Он попробовал представить, что сейчас вечер, – внешне было похоже. И никак не получалось – не хватало этого напряжения. Он озяб и вернулся спать.
И сон продолжался. Он уже лез на дерево, и все вокруг раскачивалось. Болели ладони – совсем как в детстве, когда лазал на высокие дубы с глубокой и грубой корой.
Ничего не горело – все было обычным, только странно покачивалось. И он лез по суку, обняв его, все дальше и дальше от ствола. Сук становился тоньше с каждым усилием. Он полз и знал, что надо приостановиться и вспомнить, зачем он здесь, и если этого не сделать, то случится что-то страшное, чего он боится.
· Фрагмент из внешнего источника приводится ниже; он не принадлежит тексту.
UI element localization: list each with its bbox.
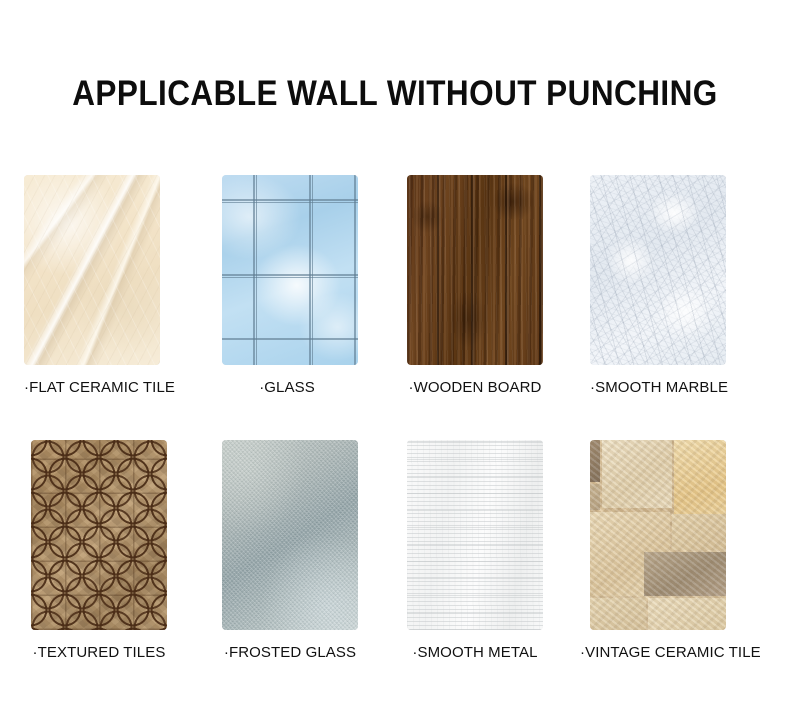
- caption-smooth-marble: ·SMOOTH MARBLE: [590, 379, 726, 396]
- surface-card-glass[interactable]: ·GLASS: [222, 175, 358, 396]
- swatch-glass: [222, 175, 358, 365]
- texture-frosted-glass: [222, 440, 358, 630]
- caption-flat-ceramic-tile: ·FLAT CERAMIC TILE: [24, 379, 160, 396]
- swatch-vintage-ceramic-tile: [590, 440, 726, 630]
- texture-wooden-board: [407, 175, 543, 365]
- caption-smooth-metal: ·SMOOTH METAL: [407, 644, 543, 661]
- swatch-frosted-glass: [222, 440, 358, 630]
- surface-card-textured-tiles[interactable]: ·TEXTURED TILES: [31, 440, 167, 661]
- caption-vintage-ceramic-tile: ·VINTAGE CERAMIC TILE: [580, 644, 726, 661]
- caption-textured-tiles: ·TEXTURED TILES: [31, 644, 167, 661]
- caption-frosted-glass: ·FROSTED GLASS: [222, 644, 358, 661]
- surface-card-flat-ceramic-tile[interactable]: ·FLAT CERAMIC TILE: [24, 175, 160, 396]
- swatch-smooth-metal: [407, 440, 543, 630]
- glass-mullion-grid: [222, 175, 358, 365]
- surface-card-smooth-marble[interactable]: ·SMOOTH MARBLE: [590, 175, 726, 396]
- surface-card-wooden-board[interactable]: ·WOODEN BOARD: [407, 175, 543, 396]
- vintage-stone-blocks: [590, 440, 726, 630]
- texture-smooth-metal: [407, 440, 543, 630]
- surface-card-frosted-glass[interactable]: ·FROSTED GLASS: [222, 440, 358, 661]
- surface-card-smooth-metal[interactable]: ·SMOOTH METAL: [407, 440, 543, 661]
- swatch-textured-tiles: [31, 440, 167, 630]
- texture-textured-tiles: [31, 440, 167, 630]
- texture-flat-ceramic-tile: [24, 175, 160, 365]
- surface-grid: ·FLAT CERAMIC TILE ·GLASS: [0, 0, 790, 714]
- caption-wooden-board: ·WOODEN BOARD: [407, 379, 543, 396]
- surface-card-vintage-ceramic-tile[interactable]: ·VINTAGE CERAMIC TILE: [590, 440, 726, 661]
- texture-smooth-marble: [590, 175, 726, 365]
- swatch-wooden-board: [407, 175, 543, 365]
- swatch-smooth-marble: [590, 175, 726, 365]
- caption-glass: ·GLASS: [216, 379, 358, 396]
- swatch-flat-ceramic-tile: [24, 175, 160, 365]
- infographic-root: APPLICABLE WALL WITHOUT PUNCHING ·FLAT C…: [0, 0, 790, 714]
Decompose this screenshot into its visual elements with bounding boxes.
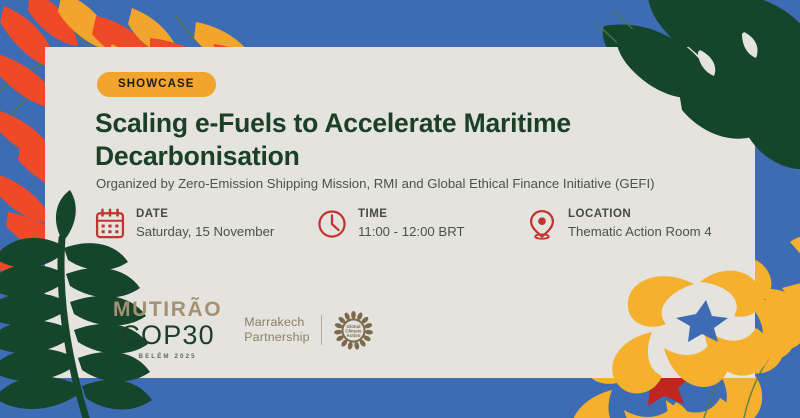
page-title: Scaling e-Fuels to Accelerate Maritime D… (95, 107, 715, 173)
meta-value-date: Saturday, 15 November (136, 223, 274, 241)
organizers-line: Organized by Zero-Emission Shipping Miss… (96, 175, 746, 192)
meta-text-date: DATE Saturday, 15 November (136, 207, 274, 240)
marrakech-line-2: Partnership (244, 330, 310, 345)
meta-label-location: LOCATION (568, 207, 712, 223)
location-pin-icon (527, 208, 557, 240)
cop30-wordmark: COP30 (113, 321, 222, 350)
logo-strip: MUTIRÃO COP30 BELÉM 2025 Marrakech Partn… (113, 295, 374, 365)
cop30-belem-text: BELÉM 2025 (113, 354, 222, 360)
marrakech-line-1: Marrakech (244, 315, 310, 330)
marrakech-partnership-text: Marrakech Partnership (244, 315, 322, 344)
meta-text-time: TIME 11:00 - 12:00 BRT (358, 207, 465, 240)
meta-item-date: DATE Saturday, 15 November (95, 207, 274, 240)
meta-item-location: LOCATION Thematic Action Room 4 (527, 207, 712, 240)
meta-item-time: TIME 11:00 - 12:00 BRT (317, 207, 465, 240)
gca-line-3: Action (346, 333, 360, 338)
meta-text-location: LOCATION Thematic Action Room 4 (568, 207, 712, 240)
card-content: SHOWCASE Scaling e-Fuels to Accelerate M… (45, 47, 755, 378)
meta-label-time: TIME (358, 207, 465, 223)
clock-icon (317, 208, 347, 240)
showcase-badge: SHOWCASE (97, 72, 216, 97)
calendar-icon (95, 208, 125, 240)
meta-value-time: 11:00 - 12:00 BRT (358, 223, 465, 241)
global-climate-action-emblem-icon: Global Climate Action (333, 310, 374, 351)
marrakech-partnership-logo: Marrakech Partnership (244, 310, 374, 351)
cop30-mutirao-text: MUTIRÃO (113, 299, 222, 320)
event-poster: SHOWCASE Scaling e-Fuels to Accelerate M… (0, 0, 800, 418)
meta-value-location: Thematic Action Room 4 (568, 223, 712, 241)
cop30-logo: MUTIRÃO COP30 BELÉM 2025 (113, 299, 222, 360)
event-meta-row: DATE Saturday, 15 November TIME 11:00 - … (95, 207, 745, 255)
meta-label-date: DATE (136, 207, 274, 223)
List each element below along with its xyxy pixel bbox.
Но никак не мог приостановиться, и только с каждым новым мгновением все больше и больше чувствовал, что вот-вот – и будет поздно. Надо обязательно вспомнить, зачем он залез сюда, – но полз и не мог остановиться. Сук качался все больше, это был уже и не сук, а пучок веток на его конце. И они не возвращаются в верхнее положение, а свисают тяжело книзу. И он свисает вместе с ними – успевает посмотреть на свои руки. Под ладонями – стершиеся листья. Он думает: «Это все, что меня держит», – и начинает вспоминать.